UCLA

Intracellular calcium (Ca²⁺) cycling dynamics in cardiac myocytes are spatiotemporally generated by stochastic events arising from a spatially distributed network of coupled Ca²⁺ release units that interact with an intertwined mitochondrial network. In this study, we developed a spatiotemporal ventricular myocyte model that integrates mitochondria-related Ca²⁺ cycling components into our previously developed ventricular myocyte model consisting of a three-dimensional Ca²⁺ release unit network.
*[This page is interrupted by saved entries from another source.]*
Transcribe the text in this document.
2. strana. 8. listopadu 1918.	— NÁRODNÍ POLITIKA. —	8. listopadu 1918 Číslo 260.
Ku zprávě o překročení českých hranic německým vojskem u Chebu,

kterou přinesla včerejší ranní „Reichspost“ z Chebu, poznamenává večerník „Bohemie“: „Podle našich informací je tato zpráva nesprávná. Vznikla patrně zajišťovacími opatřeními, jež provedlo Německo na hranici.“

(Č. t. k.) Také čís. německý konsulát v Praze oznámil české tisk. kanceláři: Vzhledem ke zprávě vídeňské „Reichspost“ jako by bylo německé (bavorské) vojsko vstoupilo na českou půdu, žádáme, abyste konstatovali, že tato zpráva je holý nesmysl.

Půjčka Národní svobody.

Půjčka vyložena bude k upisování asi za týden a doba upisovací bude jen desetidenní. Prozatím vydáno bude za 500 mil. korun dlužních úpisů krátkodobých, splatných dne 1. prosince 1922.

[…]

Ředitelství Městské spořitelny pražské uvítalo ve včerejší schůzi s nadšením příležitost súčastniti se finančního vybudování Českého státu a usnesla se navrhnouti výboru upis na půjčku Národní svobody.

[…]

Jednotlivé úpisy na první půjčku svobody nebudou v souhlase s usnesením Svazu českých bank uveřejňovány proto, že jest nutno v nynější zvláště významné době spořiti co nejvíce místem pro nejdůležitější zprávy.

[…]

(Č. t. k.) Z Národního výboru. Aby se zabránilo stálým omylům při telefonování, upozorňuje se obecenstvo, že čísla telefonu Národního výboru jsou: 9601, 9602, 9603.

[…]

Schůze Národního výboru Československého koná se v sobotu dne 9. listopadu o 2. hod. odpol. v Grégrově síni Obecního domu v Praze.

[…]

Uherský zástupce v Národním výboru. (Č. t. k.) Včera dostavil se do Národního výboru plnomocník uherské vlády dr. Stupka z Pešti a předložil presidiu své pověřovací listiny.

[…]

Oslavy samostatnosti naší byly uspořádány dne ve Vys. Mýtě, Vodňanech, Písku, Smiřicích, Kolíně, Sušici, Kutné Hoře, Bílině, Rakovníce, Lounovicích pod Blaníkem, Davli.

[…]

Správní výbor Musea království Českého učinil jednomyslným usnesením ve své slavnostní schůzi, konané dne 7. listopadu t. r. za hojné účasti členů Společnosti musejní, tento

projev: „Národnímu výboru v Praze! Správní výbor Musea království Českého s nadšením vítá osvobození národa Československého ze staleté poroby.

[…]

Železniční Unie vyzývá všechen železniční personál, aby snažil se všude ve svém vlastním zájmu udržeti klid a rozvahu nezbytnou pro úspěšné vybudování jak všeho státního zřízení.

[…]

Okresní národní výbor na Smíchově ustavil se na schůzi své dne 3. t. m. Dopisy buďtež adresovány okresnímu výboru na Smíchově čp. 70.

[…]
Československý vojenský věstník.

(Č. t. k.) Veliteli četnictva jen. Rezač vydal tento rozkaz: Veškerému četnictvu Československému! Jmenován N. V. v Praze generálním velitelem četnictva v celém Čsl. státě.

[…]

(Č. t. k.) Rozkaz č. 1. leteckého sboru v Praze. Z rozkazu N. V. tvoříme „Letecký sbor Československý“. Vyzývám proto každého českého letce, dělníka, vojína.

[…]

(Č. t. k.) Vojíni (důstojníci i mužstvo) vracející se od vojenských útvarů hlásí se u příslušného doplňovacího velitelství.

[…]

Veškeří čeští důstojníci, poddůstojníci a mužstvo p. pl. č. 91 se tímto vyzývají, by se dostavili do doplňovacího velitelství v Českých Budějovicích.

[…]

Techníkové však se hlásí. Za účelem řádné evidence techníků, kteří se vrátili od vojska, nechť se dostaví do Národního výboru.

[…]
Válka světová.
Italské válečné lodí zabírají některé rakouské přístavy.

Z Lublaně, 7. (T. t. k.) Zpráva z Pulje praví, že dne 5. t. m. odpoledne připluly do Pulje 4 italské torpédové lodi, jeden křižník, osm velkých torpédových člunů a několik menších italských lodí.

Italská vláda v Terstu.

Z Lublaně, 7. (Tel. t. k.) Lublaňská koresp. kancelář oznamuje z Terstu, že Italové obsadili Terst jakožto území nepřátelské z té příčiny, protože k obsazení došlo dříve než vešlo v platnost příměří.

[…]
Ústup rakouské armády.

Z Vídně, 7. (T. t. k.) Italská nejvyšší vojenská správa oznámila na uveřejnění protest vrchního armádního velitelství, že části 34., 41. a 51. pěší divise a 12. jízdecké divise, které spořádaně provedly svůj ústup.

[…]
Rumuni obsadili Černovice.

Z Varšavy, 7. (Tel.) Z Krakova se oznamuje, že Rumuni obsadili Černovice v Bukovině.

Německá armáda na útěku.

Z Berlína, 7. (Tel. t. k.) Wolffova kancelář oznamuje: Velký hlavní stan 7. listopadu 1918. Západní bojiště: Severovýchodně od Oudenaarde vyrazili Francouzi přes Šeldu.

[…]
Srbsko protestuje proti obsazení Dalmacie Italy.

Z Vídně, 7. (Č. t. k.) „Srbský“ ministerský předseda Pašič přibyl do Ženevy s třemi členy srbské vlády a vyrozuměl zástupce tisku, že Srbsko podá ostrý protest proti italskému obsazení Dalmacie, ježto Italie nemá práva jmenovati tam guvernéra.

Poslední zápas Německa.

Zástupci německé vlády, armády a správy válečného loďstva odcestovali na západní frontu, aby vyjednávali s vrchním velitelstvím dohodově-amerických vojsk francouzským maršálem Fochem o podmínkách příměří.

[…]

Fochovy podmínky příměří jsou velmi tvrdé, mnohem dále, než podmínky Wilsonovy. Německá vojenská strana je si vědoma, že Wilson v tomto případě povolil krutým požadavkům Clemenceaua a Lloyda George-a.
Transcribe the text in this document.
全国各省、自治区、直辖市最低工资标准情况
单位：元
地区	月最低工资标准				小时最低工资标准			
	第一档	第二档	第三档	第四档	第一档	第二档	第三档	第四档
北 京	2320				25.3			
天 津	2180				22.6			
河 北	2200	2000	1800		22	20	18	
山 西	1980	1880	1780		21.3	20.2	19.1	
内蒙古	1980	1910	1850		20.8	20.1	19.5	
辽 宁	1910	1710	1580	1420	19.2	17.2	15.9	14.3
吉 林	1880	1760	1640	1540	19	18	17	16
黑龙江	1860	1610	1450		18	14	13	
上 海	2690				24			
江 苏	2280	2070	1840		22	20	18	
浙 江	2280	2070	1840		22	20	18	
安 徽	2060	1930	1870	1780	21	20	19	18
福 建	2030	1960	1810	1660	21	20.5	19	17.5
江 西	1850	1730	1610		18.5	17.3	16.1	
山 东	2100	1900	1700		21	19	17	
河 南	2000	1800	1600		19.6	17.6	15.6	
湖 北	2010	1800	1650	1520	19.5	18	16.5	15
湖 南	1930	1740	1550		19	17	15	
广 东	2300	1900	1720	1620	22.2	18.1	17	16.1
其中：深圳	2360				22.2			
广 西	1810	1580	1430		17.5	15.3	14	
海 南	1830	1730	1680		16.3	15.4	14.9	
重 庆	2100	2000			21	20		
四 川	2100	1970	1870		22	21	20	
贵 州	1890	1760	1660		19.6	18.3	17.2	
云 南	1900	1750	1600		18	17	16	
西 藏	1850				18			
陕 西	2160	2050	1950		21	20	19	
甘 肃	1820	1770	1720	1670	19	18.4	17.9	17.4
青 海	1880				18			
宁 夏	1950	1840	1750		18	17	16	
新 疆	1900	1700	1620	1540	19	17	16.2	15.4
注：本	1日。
Mathematical formulations of mitochondrial membrane potential, mitochondrial Ca²⁺ cycling, mitochondrial permeability transition pore stochastic opening and closing, intracellular reactive oxygen species signaling, and oxidized Ca²⁺/calmodulin-dependent protein kinase II signaling were incorporated into the model. We then used the model to simulate the effects of mitochondrial depolarization on mitochondrial Ca²⁺ cycling, Ca²⁺ spark frequency, and Ca²⁺ amplitude, which agree well with experimental data. We also simulated the effects of the strength of mitochondrial Ca²⁺ uniporters and their spatial localization on intracellular Ca²⁺ cycling properties, which substantially affected diastolic and systolic Ca²⁺ levels in the mitochondria but exhibited only a small effect on sarcoplasmic reticulum and cytosolic Ca²⁺ levels under normal conditions. We show that mitochondrial depolarization can cause Ca²⁺ waves and Ca²⁺ alternans, which agrees with previous experimental observations. We propose that this new, to our knowledge, spatiotemporal ventricular myocyte model, incorporating properties of mitochondrial Ca²⁺ cycling and reactive-oxygen-species-dependent signaling, will be useful for investigating the effects of mitochondria on intracellular Ca²⁺ cycling and action potential dynamics in ventricular myocytes.